ESC
Features > Runpod Integration
Deploying to Runpod is a breeze. You can deploy your models on serverless platform, make an endpoint and start making requests to your model in no time. 🚀
Check out the AI Services tutorial to learn how to deploy your custom AI models on Runpod.
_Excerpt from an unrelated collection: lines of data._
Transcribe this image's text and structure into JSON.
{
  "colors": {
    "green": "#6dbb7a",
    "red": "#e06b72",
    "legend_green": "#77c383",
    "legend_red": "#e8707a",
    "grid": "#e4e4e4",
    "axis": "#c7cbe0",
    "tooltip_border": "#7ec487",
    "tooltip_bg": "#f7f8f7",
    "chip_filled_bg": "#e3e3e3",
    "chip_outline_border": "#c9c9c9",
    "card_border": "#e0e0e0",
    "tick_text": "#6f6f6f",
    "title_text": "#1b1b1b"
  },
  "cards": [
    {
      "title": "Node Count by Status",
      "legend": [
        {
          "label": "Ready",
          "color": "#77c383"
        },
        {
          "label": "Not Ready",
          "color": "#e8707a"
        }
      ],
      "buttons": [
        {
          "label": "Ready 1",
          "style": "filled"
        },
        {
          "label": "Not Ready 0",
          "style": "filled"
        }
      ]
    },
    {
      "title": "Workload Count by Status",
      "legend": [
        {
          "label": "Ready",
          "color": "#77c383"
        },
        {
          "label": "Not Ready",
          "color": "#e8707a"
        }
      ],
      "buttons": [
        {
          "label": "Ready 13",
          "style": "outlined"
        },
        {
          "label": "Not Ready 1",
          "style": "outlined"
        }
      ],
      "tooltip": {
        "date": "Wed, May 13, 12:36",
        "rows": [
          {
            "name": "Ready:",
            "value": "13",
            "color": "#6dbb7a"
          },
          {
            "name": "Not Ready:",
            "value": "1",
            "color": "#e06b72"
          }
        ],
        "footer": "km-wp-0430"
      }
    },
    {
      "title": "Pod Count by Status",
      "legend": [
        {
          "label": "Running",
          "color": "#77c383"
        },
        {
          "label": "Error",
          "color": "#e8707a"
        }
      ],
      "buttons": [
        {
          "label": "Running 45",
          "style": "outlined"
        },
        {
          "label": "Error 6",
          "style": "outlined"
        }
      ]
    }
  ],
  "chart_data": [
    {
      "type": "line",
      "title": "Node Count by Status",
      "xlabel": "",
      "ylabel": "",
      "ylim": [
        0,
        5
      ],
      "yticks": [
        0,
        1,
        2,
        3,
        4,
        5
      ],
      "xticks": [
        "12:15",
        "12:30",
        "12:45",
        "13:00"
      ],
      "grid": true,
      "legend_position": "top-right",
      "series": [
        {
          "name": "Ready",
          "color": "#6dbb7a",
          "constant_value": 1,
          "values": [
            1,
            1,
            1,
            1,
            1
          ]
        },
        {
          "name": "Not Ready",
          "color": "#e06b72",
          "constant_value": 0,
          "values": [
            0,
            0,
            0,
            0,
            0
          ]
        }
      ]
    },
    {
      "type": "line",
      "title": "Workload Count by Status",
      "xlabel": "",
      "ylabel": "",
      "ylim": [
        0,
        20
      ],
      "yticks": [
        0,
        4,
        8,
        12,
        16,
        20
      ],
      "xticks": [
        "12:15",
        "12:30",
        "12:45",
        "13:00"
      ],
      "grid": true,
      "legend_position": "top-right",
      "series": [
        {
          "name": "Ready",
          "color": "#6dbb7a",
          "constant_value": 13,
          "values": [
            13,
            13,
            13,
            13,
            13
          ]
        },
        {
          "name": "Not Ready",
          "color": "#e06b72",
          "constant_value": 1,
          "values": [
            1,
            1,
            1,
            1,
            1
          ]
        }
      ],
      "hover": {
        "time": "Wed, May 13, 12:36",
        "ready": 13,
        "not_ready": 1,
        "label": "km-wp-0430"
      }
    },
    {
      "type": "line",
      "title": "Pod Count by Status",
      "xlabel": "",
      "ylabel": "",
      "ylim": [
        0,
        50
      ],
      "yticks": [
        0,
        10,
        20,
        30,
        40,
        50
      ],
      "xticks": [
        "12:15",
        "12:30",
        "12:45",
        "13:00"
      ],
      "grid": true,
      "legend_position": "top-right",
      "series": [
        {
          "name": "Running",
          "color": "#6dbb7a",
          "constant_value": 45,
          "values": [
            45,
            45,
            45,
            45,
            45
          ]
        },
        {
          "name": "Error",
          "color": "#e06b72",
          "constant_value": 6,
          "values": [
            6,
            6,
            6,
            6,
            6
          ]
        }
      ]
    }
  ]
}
Grab your model's endpoint url on Runpod and modify your api/ai/runpod/route.ts to make requests to your model inside your NextStarter project.
api/ai/runpod/route.ts
1
2 let data = JSON.stringify({ // Modify the data object to match the request body of your API
3 input: {
4 image: base64,
5 prompt: requestBody.prompt,
6 seed: requestBody.seed,
7 style: requestBody.style,
8 },
9 });
10
11 let config = {
12 method: "post",
13 maxBodyLength: Infinity,
14 url: "#YOUR_RUNPOD_ENDPOINT#", // place in your endpoint here or use environment variables
15 headers: {
16 Authorization: "Bearer #YOUR_RUNPOD_API_KEY#", // place in your API key here or use environment variables
17 "Content-Type": "application/json",
18 },
19 data: data,
20 };
21
22
23 ....
24
25 try {
26 // Custom retry logic to handle failed AI requests
27 axiosRetry(axios, {
28 retryDelay: (retryCount) => {
29 return retryCount * 1;
30 },
31 retries: 15,
32 });
33
34 const result = await axios.request(config);
35 if (result.status === 200) {
36 return NextResponse.json(result.data);
37 } else {
38 return NextResponse.json(result.data, { status: result.status });
39 }
40 } catch (error) {
41 return NextResponse.json(error.response.data, {
42 status: error.response.status,
43 });
44 }
45
Input Type
We've used base64 encoding for the image input, as it's the most common use case for image generation models.Modify the input type to match the request body of your API, if your model requires different input types.